Michael Bachelard
http://www.theage.com.au/environment/feuding-climate-camps-seek-gore-blessing-20090711-dgrn.html
WHEN climate change guru Al Gore arrives in Melbourne today, he will find a conservation movement in vitriolic disagreement with itself.
A split has developed between the country's pre-eminent environmental organisation, the Australian Conservation Foundation (ACF), and a bloc of other green lobbyists over the foundation's public support for the Rudd Government's carbon trading scheme.
Both sides will be looking to Mr Gore for any sign that he endorses their position.
ACF chief Don Henry, along with the Climate Institute and WWF, gave public endorsement to the Government's scheme in May, applauding its 25 per cent conditional target for emission reduction. Their comments were promoted by Kevin Rudd and Climate Change Minister Penny Wong.
Mr Henry argued it was "an acceptable starting point" in this year of international climate change negotiations.
But Greenpeace, Friends of the Earth, the Wilderness Society and state-based conservation councils were angered at what they saw as a cynical political compromise. They argue 25 per cent is far too little and, in any event, will never be achieved given the conditions placed by the Government.
They recently launched their "plan B", which included a series of carbon reduction ideas but not a trading scheme, which is the centrepiece of the Government's policy.
The ACF lost members over its stance, including prominent former employee Dr Mark Diesendorf, who said the group had made "a terrible mistake".
Until now, rival organisations have been reluctant to publicly express their anger because of an unspoken agreement that they be polite to each other. But climate campaigner Clive Hamilton has declared the end of that agreement. He told The Sunday Age that Mr Henry and ACF president Ian Lowe were used by Mr Rudd and Senator Wong, that the ACF had been "done over" and had made a "serious strategic error" that would allow the Government to lock in bad policy for decades.
Mr Henry said it was the first time he had ever heard personal criticism of his position.
Mr Gore, a Nobel Prize winner and former US vice-president, is addressing two groups during his flying visit — the ACF's "climate summit" and a new think tank called Safe Climate Australia.
Mr Gore will launch Safe Climate Australia at an invitation-only Docklands breakfast tomorrow in front of a 1000-strong crowd from the investment, science and political communities. The group will not buy into the political debate as it tries to raise $1.5 million a year to find ways to "de-carbonise" the Australian economy.

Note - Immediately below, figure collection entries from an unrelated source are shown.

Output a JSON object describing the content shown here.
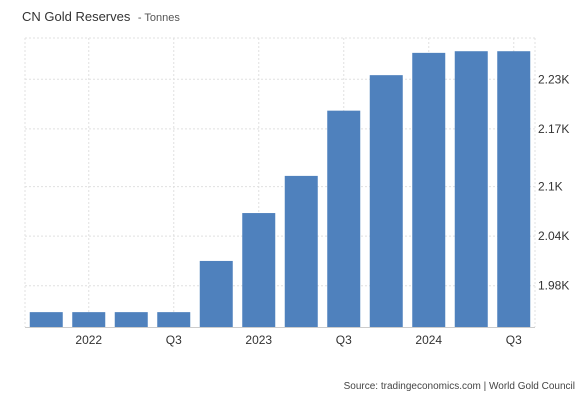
{
  "header": {
    "title": "CN Gold Reserves",
    "subtitle": "- Tonnes"
  },
  "footer": {
    "source": "Source: tradingeconomics.com | World Gold Council"
  },
  "colors": {
    "bar": "#4f81bd",
    "grid": "#e0e0e0",
    "axis_text": "#333333"
  },
  "chart_data": {
    "type": "bar",
    "title": "CN Gold Reserves",
    "subtitle": "- Tonnes",
    "categories": [
      "2021 Q4",
      "2022 Q1",
      "2022 Q2",
      "2022 Q3",
      "2022 Q4",
      "2023 Q1",
      "2023 Q2",
      "2023 Q3",
      "2023 Q4",
      "2024 Q1",
      "2024 Q2",
      "2024 Q3"
    ],
    "values": [
      1948,
      1948,
      1948,
      1948,
      2010,
      2068,
      2113,
      2192,
      2235,
      2262,
      2264,
      2264
    ],
    "x_tick_labels": [
      "2022",
      "Q3",
      "2023",
      "Q3",
      "2024",
      "Q3"
    ],
    "x_tick_positions": [
      1.5,
      3.5,
      5.5,
      7.5,
      9.5,
      11.5
    ],
    "y_ticks": [
      1980,
      2040,
      2100,
      2170,
      2230
    ],
    "y_tick_labels": [
      "1.98K",
      "2.04K",
      "2.1K",
      "2.17K",
      "2.23K"
    ],
    "ylim": [
      1930,
      2280
    ],
    "grid": true,
    "y_axis_side": "right",
    "legend": "none"
  }
}
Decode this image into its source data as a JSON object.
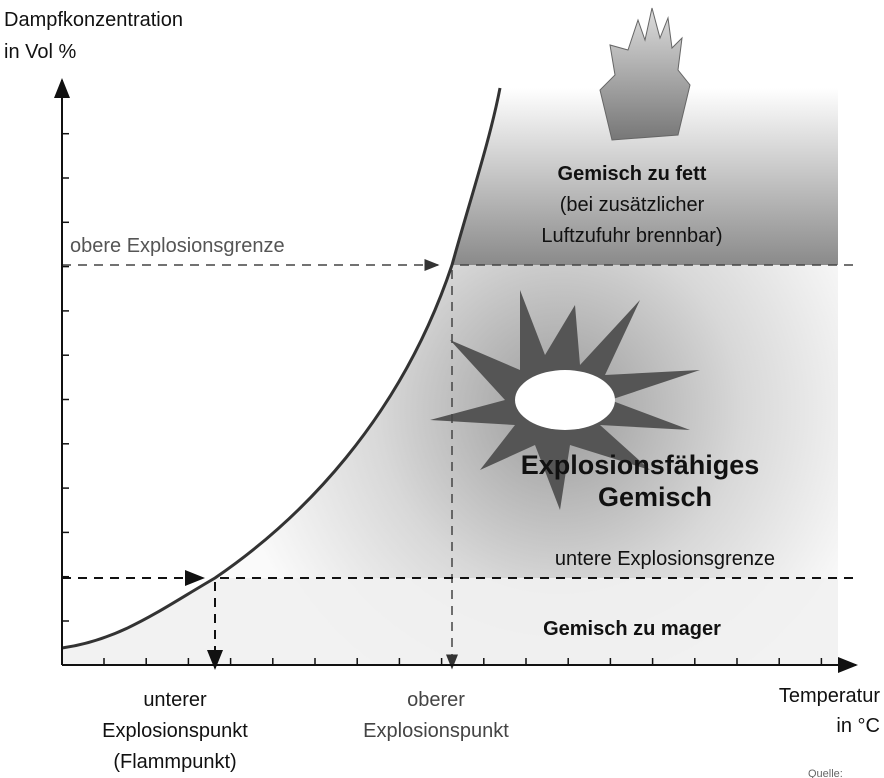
{
  "y_axis_label": [
    "Dampfkonzentration",
    "in Vol %"
  ],
  "x_axis_label": [
    "Temperatur",
    "in °C"
  ],
  "upper_limit_label": "obere Explosionsgrenze",
  "lower_limit_label": "untere Explosionsgrenze",
  "rich_region": [
    "Gemisch zu fett",
    "(bei zusätzlicher",
    "Luftzufuhr brennbar)"
  ],
  "explosive_region": [
    "Explosionsfähiges",
    "Gemisch"
  ],
  "lean_region": "Gemisch zu mager",
  "lower_point_label": [
    "unterer",
    "Explosionspunkt",
    "(Flammpunkt)"
  ],
  "upper_point_label": [
    "oberer",
    "Explosionspunkt"
  ],
  "source": "Quelle:"
}
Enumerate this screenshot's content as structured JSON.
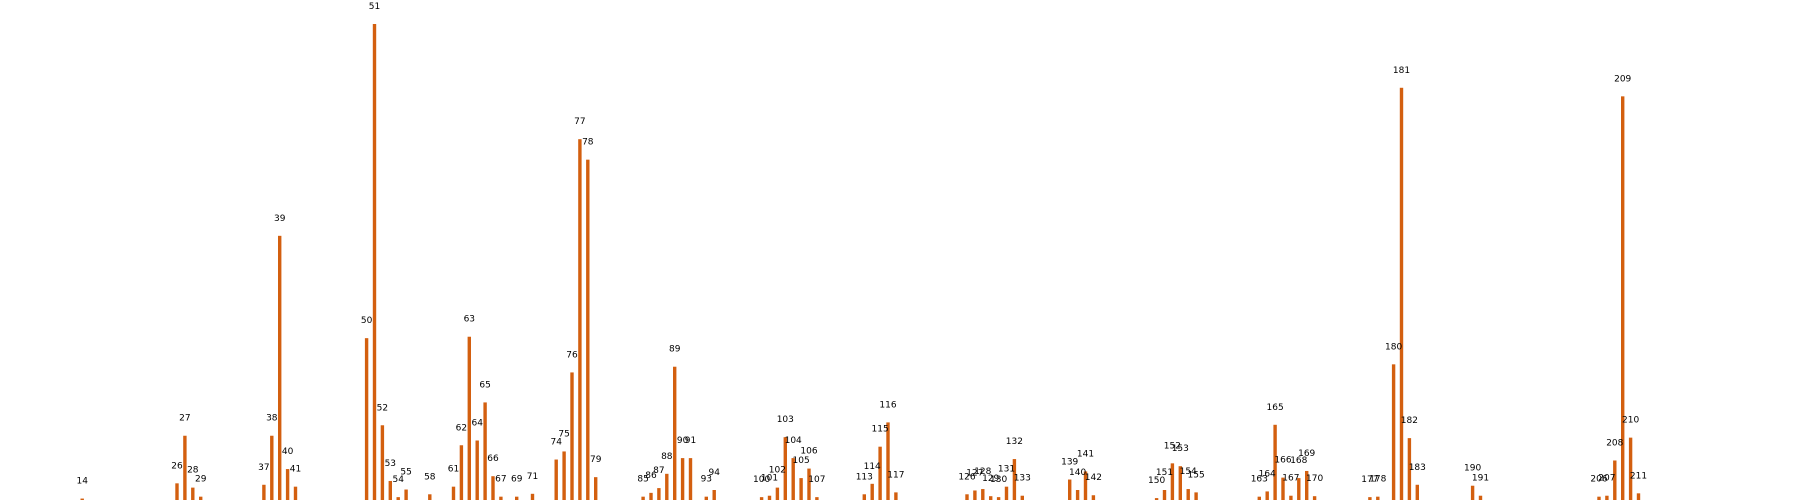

In the political context, though, Mr Gore's every utterance will be closely watched.
Mr Henry, who is close to Mr Gore, wrote in a May email to members that "Al Gore has let me know that he thinks it is 'great news' that Australia has moved to the 25 per cent target".
But Mr Hamilton, author of Scorcher, the Dirty Politics of Climate Change, said he hoped to see Mr Gore "seriously criticise" the Government's target, though he conceded he was more likely to avoid the topic altogether.
Mr Gore has been dancing around a similar split in the US over its carbon trading legislation, the Waxman-Markey Bill. He has supported that law, which includes a 23 per cent emissions cut, despite the complaint that it lacks ambition and includes too many compromises.
Amplifying these splits is a broader argument over what carbon target the world should be aiming for. Whereas political forums, including Copenhagen later this year, aim at best to stabilise atmospheric carbon dioxide at 450 parts per million, an assertive group of scientists and activists argue that the planet can afford no more than 350 parts per million.
The atmosphere currently contains 385 parts per million, and growing. A 350 target means creating a zero-emissions economy almost immediately — the cessation of coal-fired power, finding an alternative to fossil fuel for transport, refitting buildings and industry for energy efficiency, and reinventing agriculture. Hence the need for a Safe Climate Australia think tank to work out how to get there.
The 350 argument is moving into the mainstream. Mr Gore is a "350 man", and even the ACF has now adopted it as a target, though other activists are puzzled at how they reconcile this with their agreement with the Government.
Mr Henry said the fight was over tactics, not policy.
But Mr Hamilton and others, such as the author of Climate Code Red, David Spratt, say Mr Henry's position is a betrayal. Mr Spratt has described the deal with the Government as a "political strategy that will lead to disaster", while Mr Hamilton says the ACF has been a political patsy. "When the election comes along, the Rudd Government is going to use the ACF endorsement of the Carbon Pollution Reduction Scheme for all it's worth."